Anders dan de raadsman is het hof van oordeel dat de beperkingen in artikel 87, tweede lid, Sv mede gelden indien – zoals in dit geval – al eerder namens de verdachte hoger beroep is ingesteld tegen een afwijzing van een verzoek tot schorsing (of opheffing) op een eerdere terechtzitting door de rechtbank. Uit de bedoelingen van de wetgever vloeit namelijk voort dat aan het stelsel van de artikelen 87, tweede lid, Sv en 406, tweede lid, Sv ten grondslag ligt dat tegen de afwijzing van het verzoek tot opheffing dan wel schorsing van de voorlopige hechtenis slechts eenmaal kan worden geappelleerd. Met andere woorden: de in artikel 87, tweede lid, Sv opgenomen ‘appelrestrictie’ geldt dus voor zowel de in dit verband in raadkamer als ter terechtzitting genomen beslissingen. Een andere uitleg zou ook betekenen dat op de voet van artikel 406, tweede lid, Sv onbeperkt hoger beroep kan worden ingesteld tegen een afwijzing ter terechtzitting van een verzoek tot opheffing van de voorlopige hechtenis, hetgeen – zoals uit het hiervoor weergegeven citaat volgt – uitdrukkelijk niet de bedoeling is geweest van de wetgever.

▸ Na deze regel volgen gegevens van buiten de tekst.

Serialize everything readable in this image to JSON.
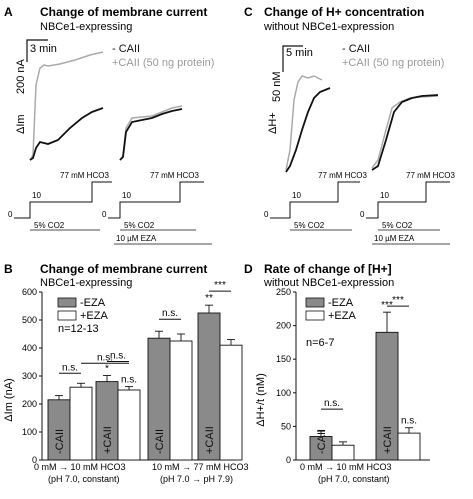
{
  "colors": {
    "minus_eza_fill": "#8a8a8a",
    "plus_eza_fill": "#ffffff",
    "plus_caii_trace": "#aaaaaa",
    "minus_caii_trace": "#111111"
  },
  "panels": {
    "a": {
      "letter": "A",
      "title": "Change of membrane current",
      "subtitle": "NBCe1-expressing",
      "time_scale": "3 min",
      "current_scale": "200 nA",
      "ylabel": "ΔIm",
      "legend": [
        "- CAII",
        "+CAII (50 ng protein)"
      ],
      "protocol_steps": [
        "0",
        "10"
      ],
      "protocol_77": "77 mM HCO3",
      "co2": "5% CO2",
      "eza": "10 µM EZA"
    },
    "c": {
      "letter": "C",
      "title": "Change of H+ concentration",
      "subtitle": "without NBCe1-expression",
      "time_scale": "5 min",
      "conc_scale": "50 nM",
      "ylabel": "ΔH+",
      "legend": [
        "- CAII",
        "+CAII (50 ng protein)"
      ],
      "protocol_steps": [
        "0",
        "10"
      ],
      "protocol_77": "77 mM HCO3",
      "co2": "5% CO2",
      "eza": "10 µM EZA"
    }
  },
  "chart_data": [
    {
      "panel": "B",
      "type": "bar",
      "title": "Change of membrane current",
      "subtitle": "NBCe1-expressing",
      "ylabel": "ΔIm (nA)",
      "ylim": [
        0,
        600
      ],
      "yticks": [
        0,
        100,
        200,
        300,
        400,
        500,
        600
      ],
      "n_label": "n=12-13",
      "series": [
        {
          "name": "-EZA"
        },
        {
          "name": "+EZA"
        }
      ],
      "bars": [
        {
          "label": "-CAII",
          "series": 0,
          "value": 215,
          "err": 15
        },
        {
          "label": "",
          "series": 1,
          "value": 260,
          "err": 14
        },
        {
          "label": "+CAII",
          "series": 0,
          "value": 280,
          "err": 22
        },
        {
          "label": "",
          "series": 1,
          "value": 250,
          "err": 12
        },
        {
          "label": "-CAII",
          "series": 0,
          "value": 435,
          "err": 25
        },
        {
          "label": "",
          "series": 1,
          "value": 425,
          "err": 25
        },
        {
          "label": "+CAII",
          "series": 0,
          "value": 525,
          "err": 28
        },
        {
          "label": "",
          "series": 1,
          "value": 410,
          "err": 20
        }
      ],
      "significance": [
        {
          "bars": [
            0,
            1
          ],
          "text": "n.s."
        },
        {
          "bars": [
            2,
            3
          ],
          "text": "n.s."
        },
        {
          "bars": [
            4,
            5
          ],
          "text": "n.s."
        },
        {
          "bars": [
            6,
            7
          ],
          "text": "***"
        },
        {
          "bars": [
            1,
            3
          ],
          "text": "n.s."
        }
      ],
      "bar_marks": [
        {
          "bar": 2,
          "text": "*"
        },
        {
          "bar": 3,
          "text": "n.s."
        },
        {
          "bar": 6,
          "text": "**"
        }
      ],
      "group_labels": [
        {
          "line1": "0 mM → 10 mM HCO3",
          "line2": "(pH 7.0, constant)"
        },
        {
          "line1": "10 mM → 77 mM HCO3",
          "line2": "(pH 7.0 → pH 7.9)"
        }
      ]
    },
    {
      "panel": "D",
      "type": "bar",
      "title": "Rate of change of [H+]",
      "subtitle": "without NBCe1-expression",
      "ylabel": "ΔH+/t (nM)",
      "ylim": [
        0,
        250
      ],
      "yticks": [
        0,
        50,
        100,
        150,
        200,
        250
      ],
      "n_label": "n=6-7",
      "series": [
        {
          "name": "-EZA"
        },
        {
          "name": "+EZA"
        }
      ],
      "bars": [
        {
          "label": "-CAII",
          "series": 0,
          "value": 35,
          "err": 8
        },
        {
          "label": "",
          "series": 1,
          "value": 22,
          "err": 5
        },
        {
          "label": "+CAII",
          "series": 0,
          "value": 190,
          "err": 30
        },
        {
          "label": "",
          "series": 1,
          "value": 40,
          "err": 8
        }
      ],
      "significance": [
        {
          "bars": [
            0,
            1
          ],
          "text": "n.s."
        },
        {
          "bars": [
            2,
            3
          ],
          "text": "***"
        }
      ],
      "bar_marks": [
        {
          "bar": 2,
          "text": "***"
        },
        {
          "bar": 3,
          "text": "n.s."
        }
      ],
      "group_labels": [
        {
          "line1": "0 mM → 10 mM HCO3",
          "line2": "(pH 7.0, constant)"
        }
      ]
    }
  ]
}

Nu het hof op 11 januari 2023 al heeft beslist op een namens de verdachte ingesteld hoger beroep tegen een afwijzing door de rechtbank van een verzoek tot opheffing van de voorlopige hechtenis, is de verdachte, gelet op artikel 87, tweede lid Sv, niet-ontvankelijk in zijn hoger beroep.

De beslissing

Het hof:
VERKLAART de verdachte NIET-ONTVANKELIJK in het beroep tegen de bestreden beschikking, voor zover aan het oordeel van het hof onderworpen.
Deze beschikking is gegeven op 12 juli 2023 in raadkamer van dit hof door
mr. J.W.P. van Heusden, voorzitter,
mrs. E. de Greeve en K.J. Veenstra, raadsheren,
in tegenwoordigheid van mr. J.P.M. Veerman als griffier.
De advocaat-generaal bij dit gerechtshof brengt vorenstaande beschikking ter kennis van de verdachte.